The Gowanus, once an important cross-Brooklyn shipping and industrial route, has become over the years a poisonous brew of heavy metals, oil, and human sewage. The federal government, in an investigation last year prompted by the Gowanus’ being declared a Superfund site against the mayor’s wishes, found that the canal is full of dozens of different contaminants including a number of carcinogens. They include polychlorinated biphenyls, or PCB’s, which have been linked to non-Hodgkins lymphoma and can cause skin rashes, and polycyclic aromatic hydrocarbons, or PAH’s, another group of carcinogens, as well as deposits of copper and mercury. This is all apart from the sewage that still flows into the canal. The government estimates that its Gowanus cleanup, which is expected to start in 2015, will come with a price tag (paid by the polluters) of between $300 and $500 million and require heavy dredging, according to the New York Times.
And because of Sandy’s expected storm surge, the canal is threatening to spill over its banks and into the homes of the people who live around it in the gentrifying Carroll Gardens and Gowanus neighborhoods.
During the late morning and early afternoon, as Sandy’s winds picked up and the rain began in earnest, dozens of passersby, many with dogs and young children in strollers, stopped to gawk at the canal. A pair of police officers put caution tape over 2nd Street, one of the streets that’s already being flooded, to prevent the curious from getting too close to the waters.
“I’m concerned about Bond Street,” said Lizzie Olesker, 55, a playwright and NYU professor who lives about two blocks from the canal. Bond is the boder between Zone A and Zone B east of the canal; everything past that point is Zone B, but areas directly next to the canal are subject to the city’s mandatory evacuation order. “Because of the sewage — it could just back up and we’d be overwhelmed.”
“When that comes up and floods, you’re not just talking about the Hudson,” Olesker said. “This is so toxic.”
“It’ll really get bad when high tide comes around 8, 8:30 tonight,” said Joe Ranieri, a resident of the neighborhood for 70 years wearing a Brooklyn hat with a Brooklyn pin attached to it.
Ranieri said that in the past he had seen the Gowanus flood all the way up past the street where New York has separated Zone A, which has been put under orders to evacuate, from Zone B.
“You got pumps?” Ranieri asked. “Right now it’s not that bad. But five-o’clock, you’ll see it all coming back in. Keep your fingers crossed.”
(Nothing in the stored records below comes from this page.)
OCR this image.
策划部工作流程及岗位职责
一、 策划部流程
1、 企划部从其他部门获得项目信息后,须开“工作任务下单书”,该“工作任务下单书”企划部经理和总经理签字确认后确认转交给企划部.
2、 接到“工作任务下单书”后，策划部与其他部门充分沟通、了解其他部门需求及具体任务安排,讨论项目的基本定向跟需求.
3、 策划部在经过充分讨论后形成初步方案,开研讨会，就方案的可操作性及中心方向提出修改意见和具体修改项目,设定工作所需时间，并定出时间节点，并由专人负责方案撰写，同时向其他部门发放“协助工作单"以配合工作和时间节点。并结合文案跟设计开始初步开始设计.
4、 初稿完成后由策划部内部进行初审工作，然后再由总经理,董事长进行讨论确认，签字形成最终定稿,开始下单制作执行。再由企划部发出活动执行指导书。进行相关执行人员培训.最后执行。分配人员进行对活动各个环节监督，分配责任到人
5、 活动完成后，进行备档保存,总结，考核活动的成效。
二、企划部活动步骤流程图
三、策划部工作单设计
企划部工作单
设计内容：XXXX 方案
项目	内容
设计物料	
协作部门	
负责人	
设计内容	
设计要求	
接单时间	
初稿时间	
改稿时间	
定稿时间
Lisanne McTernan, 48, an art teacher, excoriated New York’s city planning department for considering a controversial apartment development that would be built right next to the canal.
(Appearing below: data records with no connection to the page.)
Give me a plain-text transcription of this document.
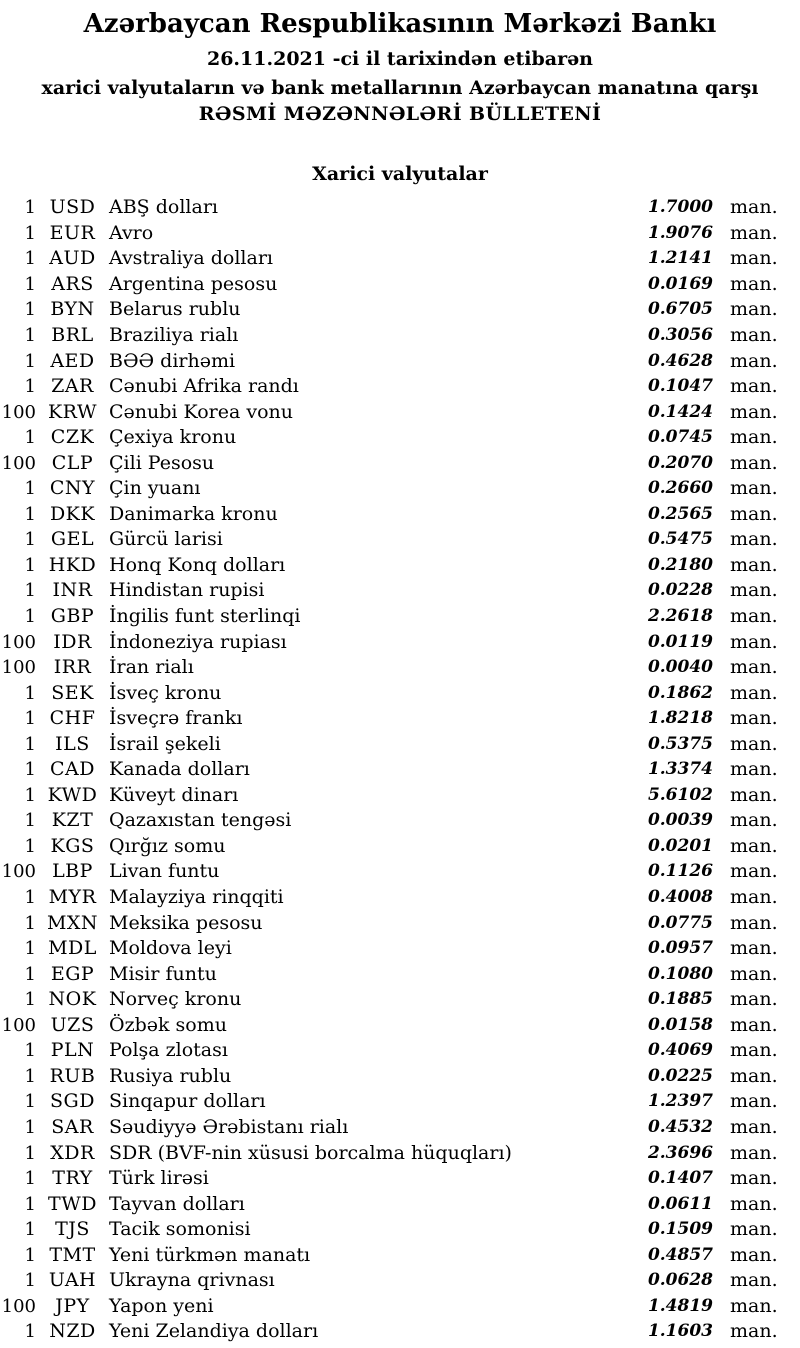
Azərbaycan Respublikasının Mərkəzi Bankı
26.11.2021 -ci il tarixindən etibarən
xarici valyutaların və bank metallarının Azərbaycan manatına qarşı
RƏSMİ MƏZƏNNƏLƏRİ BÜLLETENİ
Xarici valyutalar
1 USD ABŞ dolları	1.7000 man.
1 EUR Avro	1.9076 man.
1 AUD Avstraliya dolları	1.2141 man.
1 ARS Argentina pesosu	0.0169 man.
1 BYN Belarus rublu	0.6705 man.
1 BRL Braziliya rialı	0.3056 man.
1 AED BƏƏ dirhəmi	0.4628 man.
1 ZAR Cənubi Afrika randı	0.1047 man.
100 KRW Cənubi Korea vonu	0.1424 man.
1 CZK Çexiya kronu	0.0745 man.
100 CLP Çili Pesosu	0.2070 man.
1 CNY Çin yuanı	0.2660 man.
1 DKK Danimarka kronu	0.2565 man.
1 GEL Gürcü larisi	0.5475 man.
1 HKD Honq Konq dolları	0.2180 man.
1 INR Hindistan rupisi	0.0228 man.
1 GBP İngilis funt sterlinqi	2.2618 man.
100 IDR İndoneziya rupiası	0.0119 man.
100 IRR İran rialı	0.0040 man.
1 SEK İsveç kronu	0.1862 man.
1 CHF İsveçrə frankı	1.8218 man.
1	ILS	İsrail şekeli	0.5375 man.
1 CAD Kanada dolları	1.3374 man.
1 KWD Küveyt dinarı	5.6102 man.
1 KZT Qazaxıstan tengəsi	0.0039 man.
1 KGS Qırğız somu	0.0201 man.
100 LBP Livan funtu	0.1126 man.
1 MYR Malayziya rinqqiti	0.4008 man.
1 MXN Meksika pesosu	0.0775 man.
1 MDL Moldova leyi	0.0957 man.
1 EGP Misir funtu	0.1080 man.
1 NOK Norveç kronu	0.1885 man.
100 UZS Özbək somu	0.0158 man.
1 PLN Polşa zlotası	0.4069 man.
1 RUB Rusiya rublu	0.0225 man.
1 SGD Sinqapur dolları	1.2397 man.
1 SAR Səudiyyə Ərəbistanı rialı	0.4532 man.
1 XDR SDR (BVF-nin xüsusi borcalma hüquqları)	2.3696 man.
1 TRY Türk lirəsi	0.1407 man.
1 TWD Tayvan dolları	0.0611 man.
1	TJS	Tacik somonisi	0.1509 man.
1 TMT Yeni türkmən manatı	0.4857 man.
1 UAH Ukrayna qrivnası	0.0628 man.
100	JPY	Yapon yeni	1.4819 man.
1 NZD Yeni Zelandiya dolları	1.1603 man.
“Imagine as the weather gets worse and this is what we’re living in now, this is what’s going to happen all the time,” McTernan said. “And you’re going to tell 1000 people to evacuate every time?”
McTernan is a member of the community group Friends and Residents of the Greater Gowanus and runs a local blog.
McTernan said she was worried about the contents of the Gowanus spilling into her apartment a block away from Zone A, but wasn’t leaving because of her cats.
“They haven’t left my apartment in 12 years — I think they’d have a heart attack,” she said.